Aprendosi alle navi più grosse il neo-Panama toglie a questi cargo cinque giorni di viaggio nell’itinerario dalle grandi potenze industriali asiatiche alla East Coast degli Stati Uniti. Quindi rende meno competitivo su quelle rotte il canale di Suez, che già ha dovuto tagliare alcuni “pedaggi” del 65%.
Nonostante i record storici polverizzati, malgrado le iperboli che accompagnano l’inaugurazione, il canale di Panama nella nuova versione si apre in un momento sfortunato. La tempistica è disastrosa. L’anno scorso il traffico delle navi mercantili è calato del 10%. Tutto il business del trasporto marittimo è in crisi, si stima che ci sia un 30% di capacità inutilizzata. Con tante navi ferme in rada, in attesa di clienti, i noli scendono brutalmente. In certi casi gli armatori coprono a malapena il costo del carburante.
La Grande Opera del secolo incrocia una crisi della globalizzazione, o quantomeno una sua battuta d’arresto. Autorevoli organismi sovranazionali come il Fondo monetario s’interrogano su quel che sta accadendo: è la prima volta da molti decenni che gli scambi globali hanno cessato di crescere più del Pil, anzi addirittura decrescono. Dal dopoguerra e fino a non molto tempo fa, i commerci tra nazioni erano un motore trainante dello sviluppo mondiale; ora sono un freno. È l’effetto di protezionismi striscianti? Oppure le delocalizzazioni hanno raggiunto un tetto fisiologico e con esse anche i volumi di beni fisici che devono solcare gli oceani? O infine, abbiamo imboccato la “stagnazione secolare” teorizzata da molti economisti? Questa è l’incognita di fondo che incombe sul nuovo canale: potrebbe essere uno di quei progetti titanici scaturiti da un’estrapolazione di tendenze passate, cioè dando per scontato che i trend della globalizzazione si sarebbero prolungati all’infinito.

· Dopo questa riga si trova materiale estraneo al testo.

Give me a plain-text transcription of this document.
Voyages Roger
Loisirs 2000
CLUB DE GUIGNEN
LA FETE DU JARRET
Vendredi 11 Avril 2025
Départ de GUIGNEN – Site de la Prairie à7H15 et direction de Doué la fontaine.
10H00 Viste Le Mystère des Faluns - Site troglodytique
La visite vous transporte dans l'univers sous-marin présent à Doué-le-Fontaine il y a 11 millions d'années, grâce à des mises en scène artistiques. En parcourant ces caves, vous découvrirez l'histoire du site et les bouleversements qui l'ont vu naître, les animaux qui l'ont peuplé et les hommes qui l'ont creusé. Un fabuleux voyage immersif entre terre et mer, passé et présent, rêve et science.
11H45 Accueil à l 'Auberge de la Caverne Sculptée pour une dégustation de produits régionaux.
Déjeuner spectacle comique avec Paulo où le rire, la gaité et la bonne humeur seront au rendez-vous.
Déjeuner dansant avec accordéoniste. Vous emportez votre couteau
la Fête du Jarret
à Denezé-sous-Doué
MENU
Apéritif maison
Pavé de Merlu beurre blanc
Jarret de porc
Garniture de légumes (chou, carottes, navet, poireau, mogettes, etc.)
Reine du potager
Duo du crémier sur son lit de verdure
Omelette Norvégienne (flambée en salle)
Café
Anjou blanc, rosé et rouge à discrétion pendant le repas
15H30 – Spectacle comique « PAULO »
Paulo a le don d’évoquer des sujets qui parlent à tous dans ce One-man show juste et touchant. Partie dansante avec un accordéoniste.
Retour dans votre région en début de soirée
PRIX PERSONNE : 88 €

I problemi generati dalla crisi degli scambi e quindi del trasporto navale, si sommano a “incidenti” più specifici e locali. Pochi mesi fa c’è stata la pubblicazione dei Panama Paper: uno squarcio sul ruolo di questo Stato come oasi di traffici illeciti, evasione fiscale, riciclaggio. Le ombre e i sospetti si allungano anche sulla costruzione del nuovo canale. Dalle procedure d’appalto alla sicurezza tecnica, le polemiche hanno preceduto di molti mesi l’apertura solenne. L’impatto ambientale è uno dei punti dolenti: questa infrastruttura è una divoratrice di acqua, tra le altre cose. La Grande Opera del terzo millennio nasce con i riflettori puntati addosso, c’è anche tanta curiosità e meraviglia per le prodezze tecnologiche; ma l’attenzione non è tutta benevola.